Documentary: A bite of China

Who doesn’t love food! Then how about a documentary of a gourmet rally! “A bite of China”(“Bite”) is the very first large-scale HD food documentary produced by China Central Television. The first season was launched in 2012. It is all about various types of food in different areas in China. It introduces Chinese people’s daily food flow, multifarious diet traditions, unique taste aesthetics, and the eastern life value.


The Chief Director, Xiaoqing Chen, says that this series of documentary are not only made for those people who love food, the target audience is normal people, everyone. The objective of the doc is to let people from domestic and overseas to know and appreciate the beauty of Chinese food, and then to perceive Chinese cultural tradition and society transition thought the window of delicious food. “We are not filming any chef’s special,” Chen says, “just normal home-style cooking.” He also states that instead of only showing the taste food, the Bite will also tell the story of people’s lives, showing the connection between the society and food. One of the most important topics in this documentary is the change of China, a transition of tradition to modern. The production team also sets a standard for the food subjects, which is to film the food that reflects Chinese people’s soul.


As the very first large-scale HD food series, A bite of China targets itself a high-quality-gourmet-documentary. There are only seven episodes in the first season. But it took nearly 13 months for filming them in 70 different places in China. And the four standards of the food that can make into the Bite are, health, true, relative home-style, and crave-satisfying. Every episode has to go through three stages before producing, copywriting, research, and filming in multiple locations.


A bite of China is considered as the most viewed documentary since 1990. The online view was approaching 20 million in the first half month after it was released. It shows the Chinese food, and also Chinese people’s emotions. It tells stories of normal people’s life, which is commented by press “with both saliva and tears.”    

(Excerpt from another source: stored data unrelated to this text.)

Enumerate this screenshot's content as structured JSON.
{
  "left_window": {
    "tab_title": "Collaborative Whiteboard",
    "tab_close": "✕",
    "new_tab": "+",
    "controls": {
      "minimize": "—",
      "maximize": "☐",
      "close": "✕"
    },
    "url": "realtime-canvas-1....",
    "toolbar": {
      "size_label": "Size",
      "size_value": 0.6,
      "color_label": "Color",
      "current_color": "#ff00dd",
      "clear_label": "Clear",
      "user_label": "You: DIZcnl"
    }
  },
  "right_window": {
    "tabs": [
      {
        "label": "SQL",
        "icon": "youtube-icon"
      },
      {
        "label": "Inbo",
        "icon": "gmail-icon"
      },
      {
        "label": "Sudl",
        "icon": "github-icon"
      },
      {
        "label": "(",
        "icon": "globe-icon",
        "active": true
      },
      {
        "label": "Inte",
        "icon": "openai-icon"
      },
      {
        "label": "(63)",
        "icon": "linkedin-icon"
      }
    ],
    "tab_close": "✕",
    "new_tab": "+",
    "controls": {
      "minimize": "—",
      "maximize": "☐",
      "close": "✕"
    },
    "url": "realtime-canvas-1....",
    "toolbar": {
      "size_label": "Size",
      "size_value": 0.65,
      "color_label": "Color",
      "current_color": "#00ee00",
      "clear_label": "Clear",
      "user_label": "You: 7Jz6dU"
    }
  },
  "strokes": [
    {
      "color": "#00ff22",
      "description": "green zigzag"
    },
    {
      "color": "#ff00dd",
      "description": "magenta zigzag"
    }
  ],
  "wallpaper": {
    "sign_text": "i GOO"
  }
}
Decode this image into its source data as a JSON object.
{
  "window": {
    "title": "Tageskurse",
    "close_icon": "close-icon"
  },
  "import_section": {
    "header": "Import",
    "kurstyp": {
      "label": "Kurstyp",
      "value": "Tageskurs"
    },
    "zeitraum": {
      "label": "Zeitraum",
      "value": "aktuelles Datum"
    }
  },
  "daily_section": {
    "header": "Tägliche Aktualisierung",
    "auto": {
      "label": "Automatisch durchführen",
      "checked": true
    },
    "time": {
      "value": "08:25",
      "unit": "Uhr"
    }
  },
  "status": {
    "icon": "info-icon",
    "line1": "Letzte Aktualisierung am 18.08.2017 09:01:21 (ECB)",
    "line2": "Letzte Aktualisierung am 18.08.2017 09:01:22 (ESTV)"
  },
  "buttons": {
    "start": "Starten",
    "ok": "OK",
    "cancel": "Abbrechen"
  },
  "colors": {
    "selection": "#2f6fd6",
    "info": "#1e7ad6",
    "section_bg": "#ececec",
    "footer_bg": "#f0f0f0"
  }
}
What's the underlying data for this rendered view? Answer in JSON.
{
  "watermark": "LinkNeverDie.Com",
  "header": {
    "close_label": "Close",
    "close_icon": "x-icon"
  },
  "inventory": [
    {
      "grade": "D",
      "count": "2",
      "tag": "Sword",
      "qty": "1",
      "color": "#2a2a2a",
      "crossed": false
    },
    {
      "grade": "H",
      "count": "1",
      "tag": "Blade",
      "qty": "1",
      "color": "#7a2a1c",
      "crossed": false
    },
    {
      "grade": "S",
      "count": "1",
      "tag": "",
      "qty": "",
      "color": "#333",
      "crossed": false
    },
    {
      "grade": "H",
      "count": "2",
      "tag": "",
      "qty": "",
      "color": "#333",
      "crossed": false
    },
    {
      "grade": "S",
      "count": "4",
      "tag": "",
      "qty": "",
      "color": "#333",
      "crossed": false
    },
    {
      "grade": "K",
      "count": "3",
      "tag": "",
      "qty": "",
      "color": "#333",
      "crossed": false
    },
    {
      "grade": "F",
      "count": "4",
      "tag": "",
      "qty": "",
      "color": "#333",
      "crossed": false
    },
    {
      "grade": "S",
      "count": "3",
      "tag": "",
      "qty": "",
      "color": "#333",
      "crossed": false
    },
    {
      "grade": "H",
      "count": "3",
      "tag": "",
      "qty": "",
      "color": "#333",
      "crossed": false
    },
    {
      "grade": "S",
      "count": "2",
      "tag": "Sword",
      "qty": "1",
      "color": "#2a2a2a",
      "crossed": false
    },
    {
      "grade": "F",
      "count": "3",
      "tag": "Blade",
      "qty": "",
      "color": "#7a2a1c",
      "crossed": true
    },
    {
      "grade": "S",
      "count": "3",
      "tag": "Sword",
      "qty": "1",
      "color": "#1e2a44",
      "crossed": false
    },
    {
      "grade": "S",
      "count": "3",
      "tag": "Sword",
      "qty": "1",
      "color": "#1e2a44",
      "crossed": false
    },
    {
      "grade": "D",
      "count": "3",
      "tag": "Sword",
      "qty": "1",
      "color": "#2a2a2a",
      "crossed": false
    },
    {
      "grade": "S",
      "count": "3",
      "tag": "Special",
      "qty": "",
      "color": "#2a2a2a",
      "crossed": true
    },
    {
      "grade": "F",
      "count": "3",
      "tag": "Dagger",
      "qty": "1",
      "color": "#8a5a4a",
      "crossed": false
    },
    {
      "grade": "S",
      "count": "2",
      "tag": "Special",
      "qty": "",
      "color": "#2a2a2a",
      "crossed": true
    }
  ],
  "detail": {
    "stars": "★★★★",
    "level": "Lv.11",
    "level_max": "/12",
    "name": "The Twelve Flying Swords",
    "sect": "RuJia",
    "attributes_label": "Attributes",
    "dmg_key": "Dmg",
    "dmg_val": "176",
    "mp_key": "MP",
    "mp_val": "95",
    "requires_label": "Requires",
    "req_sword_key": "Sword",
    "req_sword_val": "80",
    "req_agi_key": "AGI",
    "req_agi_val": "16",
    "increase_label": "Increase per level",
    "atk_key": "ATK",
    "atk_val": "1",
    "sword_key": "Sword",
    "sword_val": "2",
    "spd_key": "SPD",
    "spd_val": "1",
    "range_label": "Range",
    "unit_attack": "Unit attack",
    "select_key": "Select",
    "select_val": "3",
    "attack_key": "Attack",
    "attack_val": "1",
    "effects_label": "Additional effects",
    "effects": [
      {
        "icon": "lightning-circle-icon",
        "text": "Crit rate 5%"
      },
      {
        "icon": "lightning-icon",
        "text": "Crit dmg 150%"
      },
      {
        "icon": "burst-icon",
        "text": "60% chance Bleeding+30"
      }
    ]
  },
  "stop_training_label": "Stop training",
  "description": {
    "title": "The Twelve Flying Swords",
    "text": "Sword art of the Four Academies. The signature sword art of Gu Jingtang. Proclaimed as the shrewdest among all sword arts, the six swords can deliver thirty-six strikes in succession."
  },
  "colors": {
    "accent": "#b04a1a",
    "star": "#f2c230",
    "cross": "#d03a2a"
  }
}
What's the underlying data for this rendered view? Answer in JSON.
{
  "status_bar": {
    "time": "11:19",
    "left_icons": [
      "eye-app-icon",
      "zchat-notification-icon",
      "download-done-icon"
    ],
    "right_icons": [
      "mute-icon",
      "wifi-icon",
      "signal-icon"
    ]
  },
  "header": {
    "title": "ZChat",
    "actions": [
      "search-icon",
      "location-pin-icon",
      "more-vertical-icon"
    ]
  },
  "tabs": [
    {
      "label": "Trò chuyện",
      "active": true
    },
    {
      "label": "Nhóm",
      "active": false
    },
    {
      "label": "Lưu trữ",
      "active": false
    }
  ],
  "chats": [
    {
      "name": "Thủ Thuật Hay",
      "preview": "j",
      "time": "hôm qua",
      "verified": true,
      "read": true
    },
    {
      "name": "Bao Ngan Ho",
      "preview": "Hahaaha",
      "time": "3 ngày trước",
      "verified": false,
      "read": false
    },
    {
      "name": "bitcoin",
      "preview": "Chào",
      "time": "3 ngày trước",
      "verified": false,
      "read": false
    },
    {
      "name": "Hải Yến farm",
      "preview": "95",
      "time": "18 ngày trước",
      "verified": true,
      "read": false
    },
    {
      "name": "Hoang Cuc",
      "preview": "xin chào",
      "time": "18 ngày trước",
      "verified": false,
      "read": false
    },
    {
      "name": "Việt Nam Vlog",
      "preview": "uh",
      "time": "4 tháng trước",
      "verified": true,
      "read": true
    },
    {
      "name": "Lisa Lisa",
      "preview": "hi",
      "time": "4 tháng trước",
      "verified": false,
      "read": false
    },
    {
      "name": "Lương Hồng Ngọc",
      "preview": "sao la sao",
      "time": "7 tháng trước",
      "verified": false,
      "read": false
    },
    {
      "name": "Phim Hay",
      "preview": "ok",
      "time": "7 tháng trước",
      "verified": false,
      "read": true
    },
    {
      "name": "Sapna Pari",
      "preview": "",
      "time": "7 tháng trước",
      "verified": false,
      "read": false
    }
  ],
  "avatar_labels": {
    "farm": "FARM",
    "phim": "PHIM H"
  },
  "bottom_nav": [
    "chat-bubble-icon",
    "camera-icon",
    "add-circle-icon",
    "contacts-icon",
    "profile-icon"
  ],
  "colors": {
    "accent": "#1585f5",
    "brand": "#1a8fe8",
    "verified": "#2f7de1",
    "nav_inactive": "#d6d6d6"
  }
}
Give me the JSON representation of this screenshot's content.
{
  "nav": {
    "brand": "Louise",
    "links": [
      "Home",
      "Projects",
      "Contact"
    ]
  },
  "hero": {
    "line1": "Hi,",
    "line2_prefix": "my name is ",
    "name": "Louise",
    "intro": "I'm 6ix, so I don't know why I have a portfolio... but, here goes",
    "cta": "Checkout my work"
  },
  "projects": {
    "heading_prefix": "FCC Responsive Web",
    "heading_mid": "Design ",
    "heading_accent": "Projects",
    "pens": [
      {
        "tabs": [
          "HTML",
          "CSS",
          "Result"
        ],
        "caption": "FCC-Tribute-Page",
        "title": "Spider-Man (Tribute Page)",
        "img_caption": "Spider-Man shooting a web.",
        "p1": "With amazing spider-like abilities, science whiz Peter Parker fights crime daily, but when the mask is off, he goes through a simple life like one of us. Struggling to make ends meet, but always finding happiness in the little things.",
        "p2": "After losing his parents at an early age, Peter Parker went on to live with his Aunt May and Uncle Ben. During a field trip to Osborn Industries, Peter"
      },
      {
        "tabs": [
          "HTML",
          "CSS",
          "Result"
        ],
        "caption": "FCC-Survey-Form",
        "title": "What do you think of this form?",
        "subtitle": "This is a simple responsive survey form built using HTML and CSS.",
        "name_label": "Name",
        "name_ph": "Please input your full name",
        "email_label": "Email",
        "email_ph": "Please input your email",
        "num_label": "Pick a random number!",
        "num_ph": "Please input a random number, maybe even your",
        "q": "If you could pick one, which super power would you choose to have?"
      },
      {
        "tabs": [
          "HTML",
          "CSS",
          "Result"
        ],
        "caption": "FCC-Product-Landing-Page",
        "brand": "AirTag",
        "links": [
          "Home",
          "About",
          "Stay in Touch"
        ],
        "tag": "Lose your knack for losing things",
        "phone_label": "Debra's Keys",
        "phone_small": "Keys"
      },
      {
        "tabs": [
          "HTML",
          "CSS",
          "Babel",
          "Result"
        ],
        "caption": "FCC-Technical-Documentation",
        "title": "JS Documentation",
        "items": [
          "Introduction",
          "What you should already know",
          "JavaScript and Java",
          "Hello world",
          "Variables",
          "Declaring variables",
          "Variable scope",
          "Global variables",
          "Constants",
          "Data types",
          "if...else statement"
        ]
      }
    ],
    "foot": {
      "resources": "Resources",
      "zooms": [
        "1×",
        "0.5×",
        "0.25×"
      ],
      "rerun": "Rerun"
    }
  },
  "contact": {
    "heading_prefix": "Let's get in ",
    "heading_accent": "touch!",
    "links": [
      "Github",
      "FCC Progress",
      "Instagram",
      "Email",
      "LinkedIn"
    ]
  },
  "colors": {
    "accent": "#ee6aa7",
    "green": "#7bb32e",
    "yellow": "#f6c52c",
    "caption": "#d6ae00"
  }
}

A Bite of China. (2014, June 23). Wikipedia. Retrieved June 27, 2014, from

Introduction. (n.d.). A Bite of China. Retrieved June 27, 2014, from

A Bite of China 2. (n.d.). Liuzhou Laowai RSS. Retrieved June 27, 2014, from

“A Bite of China” – documentary series about Chinese food | The China Times. (n.d.). “A Bite of China” – documentary series about Chinese food | The China Times. Retrieved June 27, 2014, from

2 thoughts on “Documentary: A bite of China

  1. This looks really cool. I love hearing people’s stories through food, it is amazing how tied to culture and emotions it can be. A great example of creative digital storytelling!


  2. I love this documentary! Being a foodie, I enjoy tremendously documentaries about culinary cultures around the world. I think the food we eat says a lot about who we are, and that’s exactly what makes this documentary so awesome: far from being cliché, it makes China more accessible through its food.